How many words are there in the English language? How many words do you need to know for a powerful, advanced English vocabulary? According to the Global Language Monitor, a US based company, the number of words in the English language passed the 1 million mark on June 10, 2009.
However, according to the Oxford English Dictionary web site, it is impossible to answer this question as it depends on what you describe as a word. Do you count a word that has 3 or 4 meanings as 1 word or 4? What about words from other languages that have come into English such as French words used in cooking or Japanese words used in martial arts?
The Oxford English Dictionary contains full entries for over 170,000 words in current use. This does not include technical vocabulary.
Thankfully you only need to know a small fraction of those words to be
able to speak English with confidence!
Some researchers say that with a vocabulary of just 800 words you can make yourself understood well in English.

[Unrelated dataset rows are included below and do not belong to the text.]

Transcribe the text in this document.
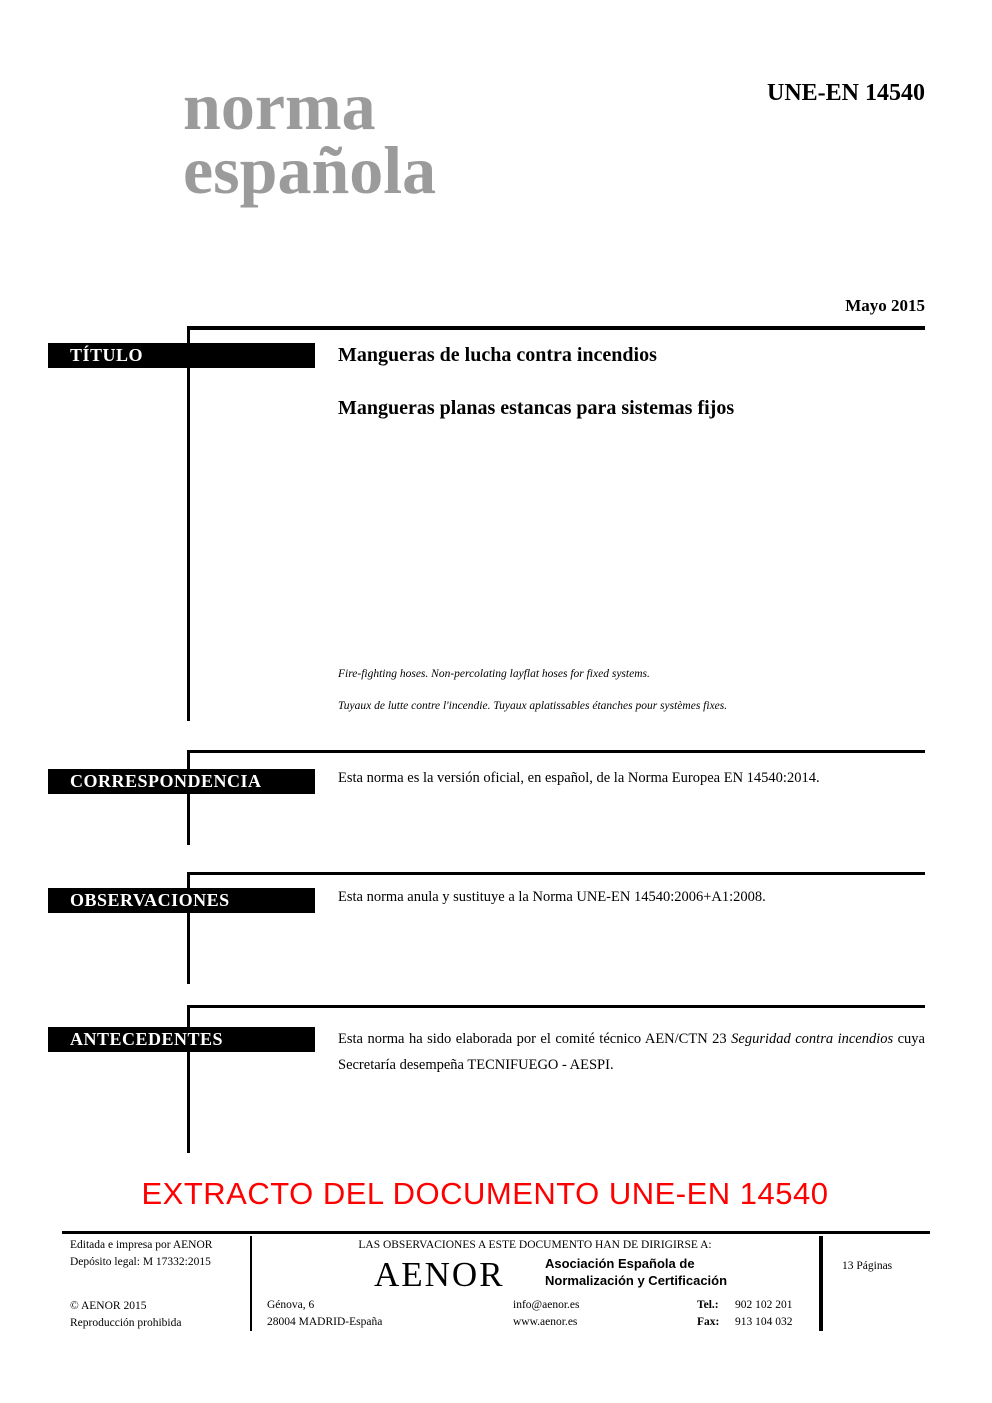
norma
española
UNE-EN 14540
Mayo 2015
TÍTULO
CORRESPONDENCIA
OBSERVACIONES
ANTECEDENTES
Mangueras de lucha contra incendios
Mangueras planas estancas para sistemas fijos
Fire-fighting hoses. Non-percolating layflat hoses for fixed systems.
Tuyaux de lutte contre l'incendie. Tuyaux aplatissables étanches pour systèmes fixes.
Esta norma es la versión oficial, en español, de la Norma Europea EN 14540:2014.
Esta norma anula y sustituye a la Norma UNE-EN 14540:2006+A1:2008.
Esta norma ha sido elaborada por el comité técnico AEN/CTN 23 Seguridad contra incendios cuya Secretaría desempeña TECNIFUEGO - AESPI.
EXTRACTO DEL DOCUMENTO UNE-EN 14540
Editada e impresa por AENOR
Depósito legal: M 17332:2015
© AENOR 2015
Reproducción prohibida
LAS OBSERVACIONES A ESTE DOCUMENTO HAN DE DIRIGIRSE A:
AENOR	Asociación Española de
Normalización y Certificación
Génova, 6
28004 MADRID-España
info@aenor.es
www.aenor.es
Tel.: 902 102 201
Fax: 913 104 032
13 Páginas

However, at testyourvocab.com, estimates from participants in their vocabulary test show that most native English speakers are in the range 20,000-35,000 words.
The most common range for non-native speakers and those learning English is between 2,500 and 9,000 words.

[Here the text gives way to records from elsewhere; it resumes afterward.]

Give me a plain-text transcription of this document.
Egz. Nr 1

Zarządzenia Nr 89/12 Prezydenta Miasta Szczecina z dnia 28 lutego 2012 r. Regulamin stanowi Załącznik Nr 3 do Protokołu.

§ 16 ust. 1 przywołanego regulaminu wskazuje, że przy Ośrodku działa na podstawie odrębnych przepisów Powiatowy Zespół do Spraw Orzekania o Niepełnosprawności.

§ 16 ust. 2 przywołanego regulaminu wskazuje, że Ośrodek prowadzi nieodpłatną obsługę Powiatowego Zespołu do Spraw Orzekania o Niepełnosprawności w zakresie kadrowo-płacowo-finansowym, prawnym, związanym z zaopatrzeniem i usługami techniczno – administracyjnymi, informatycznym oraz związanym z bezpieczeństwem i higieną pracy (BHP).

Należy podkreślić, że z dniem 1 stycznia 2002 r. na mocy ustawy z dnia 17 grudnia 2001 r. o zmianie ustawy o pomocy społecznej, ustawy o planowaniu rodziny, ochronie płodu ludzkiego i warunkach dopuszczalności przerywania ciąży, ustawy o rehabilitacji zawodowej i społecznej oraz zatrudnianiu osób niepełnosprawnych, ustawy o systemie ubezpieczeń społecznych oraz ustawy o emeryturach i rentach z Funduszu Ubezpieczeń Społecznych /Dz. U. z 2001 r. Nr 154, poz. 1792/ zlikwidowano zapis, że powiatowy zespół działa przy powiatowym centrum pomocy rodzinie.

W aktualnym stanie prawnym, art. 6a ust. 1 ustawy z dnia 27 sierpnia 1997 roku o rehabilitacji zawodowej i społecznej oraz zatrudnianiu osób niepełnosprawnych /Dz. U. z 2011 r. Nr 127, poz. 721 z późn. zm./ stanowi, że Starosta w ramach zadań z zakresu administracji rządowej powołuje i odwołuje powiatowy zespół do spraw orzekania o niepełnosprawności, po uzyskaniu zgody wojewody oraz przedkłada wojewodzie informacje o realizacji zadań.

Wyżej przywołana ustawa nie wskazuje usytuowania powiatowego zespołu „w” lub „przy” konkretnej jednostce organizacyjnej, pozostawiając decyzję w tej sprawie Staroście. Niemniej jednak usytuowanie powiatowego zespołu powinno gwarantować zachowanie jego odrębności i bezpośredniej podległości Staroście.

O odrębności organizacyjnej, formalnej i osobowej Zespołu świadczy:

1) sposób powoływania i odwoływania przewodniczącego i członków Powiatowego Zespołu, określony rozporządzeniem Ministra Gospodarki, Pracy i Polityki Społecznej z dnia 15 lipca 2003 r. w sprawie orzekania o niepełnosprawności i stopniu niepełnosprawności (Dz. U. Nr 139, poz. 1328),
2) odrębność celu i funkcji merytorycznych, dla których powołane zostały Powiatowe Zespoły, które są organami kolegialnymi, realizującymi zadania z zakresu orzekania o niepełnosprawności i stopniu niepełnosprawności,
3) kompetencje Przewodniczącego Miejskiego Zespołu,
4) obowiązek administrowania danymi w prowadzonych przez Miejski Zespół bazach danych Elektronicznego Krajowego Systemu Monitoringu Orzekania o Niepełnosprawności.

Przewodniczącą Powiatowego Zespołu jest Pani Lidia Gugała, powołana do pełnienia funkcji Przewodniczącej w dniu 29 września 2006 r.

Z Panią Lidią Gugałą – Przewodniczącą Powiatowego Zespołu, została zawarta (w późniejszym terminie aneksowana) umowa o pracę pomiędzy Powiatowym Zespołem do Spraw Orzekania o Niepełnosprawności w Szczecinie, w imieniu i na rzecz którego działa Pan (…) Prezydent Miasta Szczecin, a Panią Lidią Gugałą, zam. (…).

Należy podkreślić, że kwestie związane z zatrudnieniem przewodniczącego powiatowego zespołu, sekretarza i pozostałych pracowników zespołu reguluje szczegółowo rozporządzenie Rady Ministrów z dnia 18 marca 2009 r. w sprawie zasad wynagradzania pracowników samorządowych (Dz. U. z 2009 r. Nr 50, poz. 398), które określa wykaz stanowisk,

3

The Oxford 3000 is a list of 3,000 words compiled by language experts and experienced teachers. They believe this list contains words which should receive priority because of their importance and usefulness. Click here to view and bookmark it: Oxford 3000 Wordlist
An easier list is the Top 1000 list prepared by vocabulary.com. This web site provides excellent help in developing vocabulary. Click here for the Top 1000 list with exercises and practice tests to help you: The Vocabulary.com Top 1000
Vocabulary.com is also a good site for getting definitions of words and for reading sentence examples. Enter a word in the search box at the top of the page and then look at “Usage Examples” on the right side for current examples of the word in use from various sources (see graphic at end of this section).
Make a decision to start building a powerful English vocabulary today! The larger your vocabulary, the more confident you will feel when speaking English.

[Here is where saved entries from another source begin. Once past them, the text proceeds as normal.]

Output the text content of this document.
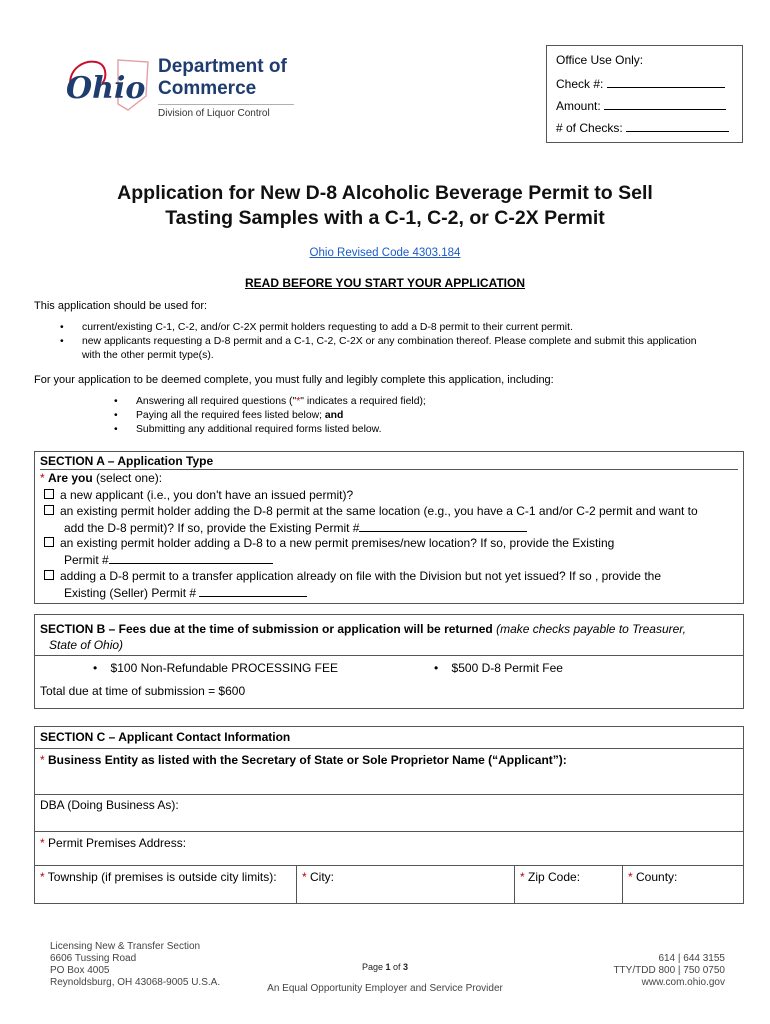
Ohio
Department of
Commerce
Division of Liquor Control
Office Use Only:
Check #:
Amount:
# of Checks:
Application for New D-8 Alcoholic Beverage Permit to Sell
Tasting Samples with a C-1, C-2, or C-2X Permit
Ohio Revised Code 4303.184
READ BEFORE YOU START YOUR APPLICATION
This application should be used for:
• current/existing C-1, C-2, and/or C-2X permit holders requesting to add a D-8 permit to their current permit.
• new applicants requesting a D-8 permit and a C-1, C-2, C-2X or any combination thereof. Please complete and submit this application with the other permit type(s).
For your application to be deemed complete, you must fully and legibly complete this application, including:
• Answering all required questions ("*" indicates a required field);
• Paying all the required fees listed below; and
• Submitting any additional required forms listed below.
SECTION A – Application Type
* Are you (select one):
a new applicant (i.e., you don't have an issued permit)?
an existing permit holder adding the D-8 permit at the same location (e.g., you have a C-1 and/or C-2 permit and want to
add the D-8 permit)? If so, provide the Existing Permit #
an existing permit holder adding a D-8 to a new permit premises/new location? If so, provide the Existing
Permit #
adding a D-8 permit to a transfer application already on file with the Division but not yet issued? If so , provide the
Existing (Seller) Permit #
SECTION B – Fees due at the time of submission or application will be returned (make checks payable to Treasurer,
State of Ohio)
• $100 Non-Refundable PROCESSING FEE	• $500 D-8 Permit Fee
Total due at time of submission = $600
SECTION C – Applicant Contact Information
* Business Entity as listed with the Secretary of State or Sole Proprietor Name (“Applicant”):
DBA (Doing Business As):
* Permit Premises Address:
* Township (if premises is outside city limits): * City:	* Zip Code:	* County:
Licensing New & Transfer Section
6606 Tussing Road
PO Box 4005
Reynoldsburg, OH 43068-9005 U.S.A.
Page 1 of 3
An Equal Opportunity Employer and Service Provider
614 | 644 3155
TTY/TDD 800 | 750 0750
www.com.ohio.gov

Step 1: We see a new word and find out it’s meaning. It now becomes part of our RECOGNITION vocabulary. We may hear the word when listening to English or see it in writing and we can understand the meaning of the sentence it is in. However, at this point, we are not using it in our own conversation.
Step 2: The word moves from our RECOGNITION vocabulary to our ACTIVE vocabulary. After we have seen or read the word a number of times we feel more comfortable with this word and it naturally starts to enter our own conversation, easily coming to mind when we are speaking. We now OWN that word.
Here is a suggestion: Get an estimate of your current vocabulary size by taking the test at: testyourvocab.com. Then, for the next one or two months, use the tools at The Vocabulary.com Top 1000 to start learning new words. Then take the testyourvocab test again and notice your improvement.
Your RECOGNITION vocabulary will start to improve, an important 1st step. Once the words are in your RECOGNITION vocabulary they can then move into your ACTIVE vocabulary after you see or hear them a number of times.
An important tip: When learning new words, avoid learning words in lists by themselves. Instead, try to learn the word as part of a phrase so you can see how to use it naturally.
For example, when putting words into a program such as Anki Flashcards, don’t just enter a word like “petrified” by itself. Rather, connect it with another word and make a phrase such as “petrified of spiders“.
Don’t just learn “condone” but learn the phrase “condone violence”. If you can link it to a graphic or photo, even better.
If you use Vocabulary.com, make sure you pay special attention to the Usage Examples mentioned above so you see how the word is naturally used in sentence. After spending some time with these tools you will be amazed at how you can develop a powerful, advanced English vocabulary.